В павильон, волоча за руку Настю, вбежала мама Люда.

— Господи, прямо запретная зона! — зашептала она. — Мы уж и так чуть ли не ползком… Папа там?

Она показала глазами наверх, куда-то на крышу особняка, где серебрился цилиндрический бак.

— Там, — ответил Андрей. — Ну, попили?

— Ай, — махнула рукой мама Люда, — попили водички простой, много ли нам нужно?

Она присела возле журнального столика, взяла на колени Настасью.

— Андрюшенька, какие ж там склады! — со светлой печалью в голосе проговорила она. — Какие ж там склады, чего только нет! Икра, ветчина баночная, печень трески, колбасный фарш, напитки различные…

— Ну вот, — с упреком сказал Андрей, — а ты с собой волокла.

— Да это ж все не для нас! — смеясь и всхлипывая, возразила мама Люда. — Представительские склады, для аппарата. И тащат оттуда ящиками, и тащат… При мне переводчики два раза приходили.

— И нечего было там топтаться, — сказал Андрей. — Представительские значит, для представителей, а мы специалисты.

Но мама Люда его не слушала.

— Тащат коробки в обхватку и морды в сторону воротят, — говорила она. — И замечать не хотят.

Она приумолкла и вдруг оживилась.

— А работает там кто? Жены специалистов. Ящики ворочают, бумажки заполняют… Одна врач по образованию, другая даже кандидат. А что? Я бы тоже могла.

— Мало тебе? — спросил Андрей. — Все мало?! Не наворочалась? Никак остановиться не можешь? Во, ненасытная, правильно говорит тетя Клава.

На этот раз мама Люда рассердилась.

— Ты про тетю Клаву молчи! — громко сказала она. — Понял? Я тебе про нее такое могу рассказать…

— Не надо.

— Вот и я говорю: не надо. А на склад я еще устроюсь, погодите. Все они у меня вот здесь будут…

И мама Люда крепко сжала, поднявши кверху, свои маленький кулачок.

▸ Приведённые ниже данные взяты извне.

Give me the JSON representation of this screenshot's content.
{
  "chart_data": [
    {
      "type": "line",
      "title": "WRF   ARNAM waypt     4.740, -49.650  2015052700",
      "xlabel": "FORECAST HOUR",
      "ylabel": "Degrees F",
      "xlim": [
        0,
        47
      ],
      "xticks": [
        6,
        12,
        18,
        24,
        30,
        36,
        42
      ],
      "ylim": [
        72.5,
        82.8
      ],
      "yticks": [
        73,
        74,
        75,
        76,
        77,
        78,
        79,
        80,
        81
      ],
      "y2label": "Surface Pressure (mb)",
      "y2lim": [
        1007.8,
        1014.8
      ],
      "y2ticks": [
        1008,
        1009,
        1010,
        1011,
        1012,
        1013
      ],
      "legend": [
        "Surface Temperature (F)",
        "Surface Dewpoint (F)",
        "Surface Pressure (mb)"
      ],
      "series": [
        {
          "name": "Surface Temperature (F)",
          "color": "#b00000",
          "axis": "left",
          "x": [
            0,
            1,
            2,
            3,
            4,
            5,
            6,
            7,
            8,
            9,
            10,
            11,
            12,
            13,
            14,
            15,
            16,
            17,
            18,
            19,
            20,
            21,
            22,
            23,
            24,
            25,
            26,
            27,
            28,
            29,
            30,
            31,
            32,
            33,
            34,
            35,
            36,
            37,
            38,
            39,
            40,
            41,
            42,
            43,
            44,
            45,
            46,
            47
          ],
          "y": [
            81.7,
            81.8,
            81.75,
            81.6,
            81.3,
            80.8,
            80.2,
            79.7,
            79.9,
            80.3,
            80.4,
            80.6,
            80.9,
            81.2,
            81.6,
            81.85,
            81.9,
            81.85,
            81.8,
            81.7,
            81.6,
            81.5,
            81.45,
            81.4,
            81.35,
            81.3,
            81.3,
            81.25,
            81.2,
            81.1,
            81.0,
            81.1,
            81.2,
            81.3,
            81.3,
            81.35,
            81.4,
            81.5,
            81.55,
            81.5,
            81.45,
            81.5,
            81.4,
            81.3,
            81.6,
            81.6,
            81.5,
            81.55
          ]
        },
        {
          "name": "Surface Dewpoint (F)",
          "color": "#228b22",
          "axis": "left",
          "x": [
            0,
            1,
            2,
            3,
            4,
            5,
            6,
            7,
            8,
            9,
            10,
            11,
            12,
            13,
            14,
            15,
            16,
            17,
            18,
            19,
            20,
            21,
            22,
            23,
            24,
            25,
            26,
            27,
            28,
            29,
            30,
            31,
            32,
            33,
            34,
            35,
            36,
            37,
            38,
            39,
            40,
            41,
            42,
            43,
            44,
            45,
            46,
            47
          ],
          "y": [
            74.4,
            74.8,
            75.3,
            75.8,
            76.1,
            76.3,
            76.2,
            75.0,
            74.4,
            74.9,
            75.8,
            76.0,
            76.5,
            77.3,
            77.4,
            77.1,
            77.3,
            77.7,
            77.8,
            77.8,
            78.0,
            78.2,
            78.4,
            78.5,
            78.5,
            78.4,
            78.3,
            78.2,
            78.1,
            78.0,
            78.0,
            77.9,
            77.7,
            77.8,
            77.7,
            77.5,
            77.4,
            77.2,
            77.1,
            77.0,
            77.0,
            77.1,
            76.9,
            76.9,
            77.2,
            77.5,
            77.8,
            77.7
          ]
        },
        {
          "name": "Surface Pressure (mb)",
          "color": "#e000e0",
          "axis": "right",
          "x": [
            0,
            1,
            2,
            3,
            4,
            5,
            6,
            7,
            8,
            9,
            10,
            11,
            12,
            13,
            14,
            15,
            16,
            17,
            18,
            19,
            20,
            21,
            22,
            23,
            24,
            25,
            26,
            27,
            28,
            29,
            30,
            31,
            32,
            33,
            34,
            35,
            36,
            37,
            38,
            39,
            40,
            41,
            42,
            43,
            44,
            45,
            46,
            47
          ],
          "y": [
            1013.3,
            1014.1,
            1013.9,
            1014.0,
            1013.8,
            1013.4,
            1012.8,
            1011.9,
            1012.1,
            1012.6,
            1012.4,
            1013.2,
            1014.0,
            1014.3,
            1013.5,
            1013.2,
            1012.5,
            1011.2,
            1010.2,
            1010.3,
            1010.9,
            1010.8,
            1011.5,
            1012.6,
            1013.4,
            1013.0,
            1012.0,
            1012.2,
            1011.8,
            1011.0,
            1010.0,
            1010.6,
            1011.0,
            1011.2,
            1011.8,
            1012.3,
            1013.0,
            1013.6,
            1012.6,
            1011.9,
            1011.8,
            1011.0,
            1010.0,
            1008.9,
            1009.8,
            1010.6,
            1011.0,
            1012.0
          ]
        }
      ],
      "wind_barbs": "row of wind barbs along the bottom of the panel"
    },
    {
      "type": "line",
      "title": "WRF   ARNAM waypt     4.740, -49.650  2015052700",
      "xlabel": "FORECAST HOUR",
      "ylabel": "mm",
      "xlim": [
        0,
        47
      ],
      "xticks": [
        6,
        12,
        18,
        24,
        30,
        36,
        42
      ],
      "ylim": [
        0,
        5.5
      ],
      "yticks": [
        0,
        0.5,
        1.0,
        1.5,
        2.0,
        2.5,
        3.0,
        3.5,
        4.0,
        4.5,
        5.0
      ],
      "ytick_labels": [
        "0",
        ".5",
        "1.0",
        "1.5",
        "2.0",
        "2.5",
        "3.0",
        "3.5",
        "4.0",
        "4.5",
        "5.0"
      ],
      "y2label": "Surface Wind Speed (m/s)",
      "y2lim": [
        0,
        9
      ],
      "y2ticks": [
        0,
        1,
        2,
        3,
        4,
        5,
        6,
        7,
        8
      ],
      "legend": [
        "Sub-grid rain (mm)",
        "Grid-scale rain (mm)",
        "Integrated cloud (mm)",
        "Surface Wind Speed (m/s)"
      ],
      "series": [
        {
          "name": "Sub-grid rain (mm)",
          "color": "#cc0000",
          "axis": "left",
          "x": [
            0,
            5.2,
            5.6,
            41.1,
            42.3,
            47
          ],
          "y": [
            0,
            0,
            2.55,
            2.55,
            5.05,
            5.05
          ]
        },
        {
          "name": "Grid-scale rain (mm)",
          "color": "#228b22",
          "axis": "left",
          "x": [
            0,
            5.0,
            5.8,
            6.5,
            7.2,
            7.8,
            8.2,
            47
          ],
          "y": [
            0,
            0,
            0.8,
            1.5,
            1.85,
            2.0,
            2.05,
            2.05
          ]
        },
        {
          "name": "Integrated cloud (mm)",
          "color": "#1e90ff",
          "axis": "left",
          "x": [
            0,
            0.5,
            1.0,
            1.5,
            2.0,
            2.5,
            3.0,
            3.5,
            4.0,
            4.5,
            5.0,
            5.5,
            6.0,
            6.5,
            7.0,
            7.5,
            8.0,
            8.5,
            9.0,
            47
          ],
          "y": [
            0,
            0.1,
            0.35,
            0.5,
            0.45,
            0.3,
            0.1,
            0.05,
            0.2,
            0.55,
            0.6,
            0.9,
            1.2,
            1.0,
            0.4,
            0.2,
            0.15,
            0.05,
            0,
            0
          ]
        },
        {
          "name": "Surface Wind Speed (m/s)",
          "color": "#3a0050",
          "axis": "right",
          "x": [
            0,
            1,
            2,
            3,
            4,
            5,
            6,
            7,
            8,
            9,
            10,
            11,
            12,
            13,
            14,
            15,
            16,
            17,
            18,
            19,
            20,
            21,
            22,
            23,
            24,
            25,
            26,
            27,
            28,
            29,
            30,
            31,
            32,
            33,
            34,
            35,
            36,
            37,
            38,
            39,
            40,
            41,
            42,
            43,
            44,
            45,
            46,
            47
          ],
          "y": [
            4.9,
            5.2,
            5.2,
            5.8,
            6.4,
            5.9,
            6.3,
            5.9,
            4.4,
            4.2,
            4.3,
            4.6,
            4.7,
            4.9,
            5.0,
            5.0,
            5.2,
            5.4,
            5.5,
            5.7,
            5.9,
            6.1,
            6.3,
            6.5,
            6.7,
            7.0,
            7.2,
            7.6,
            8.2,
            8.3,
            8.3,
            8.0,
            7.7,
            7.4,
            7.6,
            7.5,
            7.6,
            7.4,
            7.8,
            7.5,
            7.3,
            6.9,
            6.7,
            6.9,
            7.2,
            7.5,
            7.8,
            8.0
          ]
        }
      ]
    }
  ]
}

Отца ждали долго: небо густо покраснело, в павильоне стало темно и совсем прохладно. Наконец отец вышел на крыльцо, взглянул по сторонам, посмотрел за угол, на киноплощадку и решительно направился к павильону.

— Вот вы где прячетесь! — сказал он входя.

Лицо у него было хоть и измученное, но приветливое, как у человека, которому удалили больной зуб. И, глядя на отца, Андрей тоже почувствовал облегчение и благодарность — неизвестно к кому и за что. Скорее всего к советнику — за то, что он не обидел отца.